The presumption of order is just that: a presumption that may or may not stand when placed in the light of honest inquiry. Is the observation of a part truly indicative of the whole? That a pattern appears to exist in a sample may or may not imply a design. Consider random numbers: patterns may be extrapolated in a random distribution of integers. This speaks to the need of the observer to have order rather than the supposed intention of the distribution, to say nothing of the nature of a great and transcendent distributor.

I have to ask the question: who is the intelligent designer stands behind the patterns that defy random distribution or accident? Is this the Jewish, Christian, Muslim, Druid, Aztec, Sikh, Hindu, or [fill in any religious expression that you may desire] designer or designers whose mythology is validated by cosmic plan? Moreover, why is it presumed that science, specifically evolution, is antithetical to faith?

There is always some wag that wants to point to the Hebrew “Yom” to represent a day or an epoch. I will say nothing of the philological howler that this constitutes. I will point to the function of myth and the existence of not one, but two distinctly different creation myths in the Hebrew Bible. Read the first three chapters of Genesis. There are two narrations. The P account (Genesis 1) and the Y account (Genesis 2-3). They each bring a differing theological agenda: P seeks to present God as the priest that stands above creation, speaking creation into being by the agency of the divine word: God proclaims and that which is not becomes that which is. This is reflected in the prologue to St. John’s Gospel. The Y account speaks of a God that gets dirty; molding the mud into a body then inspires and animates the clay into being. This is a God that exists within creation. They stand in juxtaposition to each other to say that one myth is not primary. And this does not even regard mythology whose origin stands apart from the soil of Palestine.
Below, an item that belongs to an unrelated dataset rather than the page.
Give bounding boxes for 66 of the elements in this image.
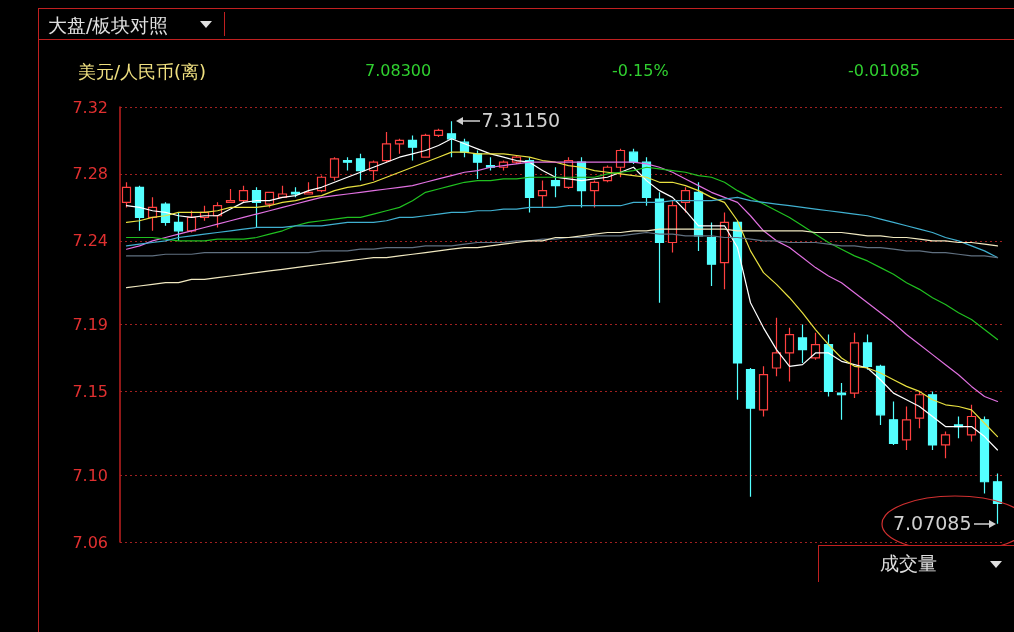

Differing Compacts of Truth

Evolution is clearly observable in the form of Natural Selection. This may or may not imply the existence of an intelligent designer (to borrow that rather flawed term). As an educator in the public schools, I am troubled by the imposition of flawed religious language cloaked in a masquerade, disguised as science. If I value my religious convictions I should speak them clearly without fear, trusting that the truth will withstand whatever criticism and scrutiny to which it will be subject. Truth will stand.
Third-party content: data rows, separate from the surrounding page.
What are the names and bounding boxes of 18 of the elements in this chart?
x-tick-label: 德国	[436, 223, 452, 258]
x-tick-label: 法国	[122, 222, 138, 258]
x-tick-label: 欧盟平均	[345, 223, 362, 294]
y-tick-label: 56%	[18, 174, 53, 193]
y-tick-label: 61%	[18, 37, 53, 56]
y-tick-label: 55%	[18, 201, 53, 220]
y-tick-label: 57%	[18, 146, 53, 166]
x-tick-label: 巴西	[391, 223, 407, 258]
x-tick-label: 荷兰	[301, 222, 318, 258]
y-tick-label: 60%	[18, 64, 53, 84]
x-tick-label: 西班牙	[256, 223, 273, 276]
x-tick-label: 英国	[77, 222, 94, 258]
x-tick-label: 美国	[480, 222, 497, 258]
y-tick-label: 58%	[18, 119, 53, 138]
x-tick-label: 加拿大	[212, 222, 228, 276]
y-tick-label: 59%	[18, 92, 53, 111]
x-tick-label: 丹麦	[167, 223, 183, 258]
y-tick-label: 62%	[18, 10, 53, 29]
Intelligent Design is bad theology. I am not expert enough to criticize it as science, though I suspect that my friends whose method requires a purely empirical critique will come to a similar conclusion. If we seek truth, let us do so boldly and honestly. If we seek to impose an agenda that is built upon the ignorant assumptions of those whose vision of truth is limited by the boundaries of their prejudice we do harm to the truth: let us, in the name of truth, oppose this and bring it to an end. Science and theology both seek truth; one in nature the other in the divine. Both are uniquely human endeavors and are not mutually exclusive. Perhaps a bit of intelligence in the understanding of faith is what is called for?